Playing The Age Card
The Nijja card is out. It's now available at Zuza plaza-- Okaishe, in Accra business district centre. You're forewarned though not to rush, because not all that glitters is gold.
A social media user made a jest regarding this Age Card yesterday. And may I crave your indulgence to paraphrase it, he said: If your campaign strategist is an NPP disguised guy,, then you're in trouble. If he's a striker then you're in double trouble. And if he's a goal keeper then you're dead, because you'd have one million goals in your basket.
It seems fmr. President Mahama has all the three guys in his team. And that begs the question.
Thus, I suggest he consults General Mosquito.
He does it better and knows where to pull the strings.
Meanwhile, Mr. Mahama is fired up doing everything humanly possible to get back to the Jubilee House.
Is it the right time?
So, I guess all the chips are down and the tuff is slippery. The tone is changed. And it's come down to this: " The age of Nana Akufo-Addo is shorter than all you young people," says President Mahama.
What has that got to do with governance?
I never knew he's the clairvoyant's eye and could predict one's life and death.
I thought the manufacturer (Mr. Mahama) was going to put the sales on hold, especially after poisoning the political atmosphere with the ethnocentric comment a couple of days ago. However, in just two days Mr. Mahama has played two major cards.
Can one blame him?
I bet he can't be blamed. Momentum is not on his side. His opponent ---President Akufo-Addo born 29 March 1944 is in bed with momentum. Coincidentally, Mr. Mahama was also born on 29 November 1958.

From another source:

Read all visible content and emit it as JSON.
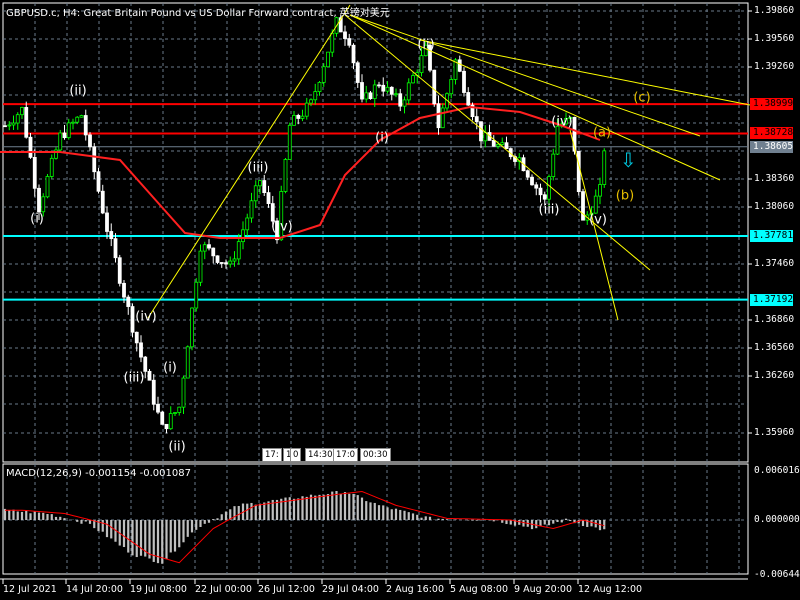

But somehow, the NDC flagbearer isn't focusing on
what they initially pledged to campaign on.
Talking about infrastructure development etc his administration executed during his tenure. Instead, he's been playing-- the age card, the ethnocentric card and I'm pretty sure the next one will be the character card..
You know it's a good feeling to portray yourself as Ninja in a political race. But it's an indictment to hide behind misleading facts. Fact is, governance isn't about musclunity. And it's certainly not about the guy with six packs. It's about who's the right temperament, right judgment and the right vision. A visionary leader knows where he's going irrespective of age.
Speaking somewhere in Accra yesterday the former President gave a misleading comparison.
The analogical fallacy was about him and the man that succeeded him in 7January 2017.
"The age of Akufo-Addo is shorter than all you young people. If you go to the market you see small goat skin and an old goat skin. Young people can die, i agree. But if the natural order is to be maintained somebody who's 20 years is going to live maybe 50 years. I at my age I am going to live shorter. Nana Akuffo-Addo is going to live shorter because at his age in the natural order of this if everybody is going according to his age he's a shorter time. No I'm making a point, because that debt he's not going to pay it."
And he says: 'no I'm making a point '. What's the point here? What's the substance in this analogy? What's its merit (s)? How does it solve the country's problems?
It points to one direction...no vision, I think.
Be reminded this is false analogy, because the argument is based on misleading, superficial, or implausible comparisons. Analogies are usually used for illustrative purposes to make a complex process or idea easier to understand. However, they become false when they're overextended as conclusive proof.
And that's exactly what Mr Mahama sought to do.
Death is no respecter to age. The young can die before the old The chief Imam Alhaji Nuhu Shaibutu is 100 years old.
"The power of an analogy is that it can persuade people to transfer the feeling of certainty they have about one subject to another subject about which they may not have formed an opinion. But analogies are often undependable. Their weakness is that they rely on the dubious principle that, as one logic textbook puts it, 'because two things are similar in some respects they are similar in some other respects.' An error-producing 'fallacy of weak analogy' results when relevant differences outweigh relevant similarities," wrote one social scientist.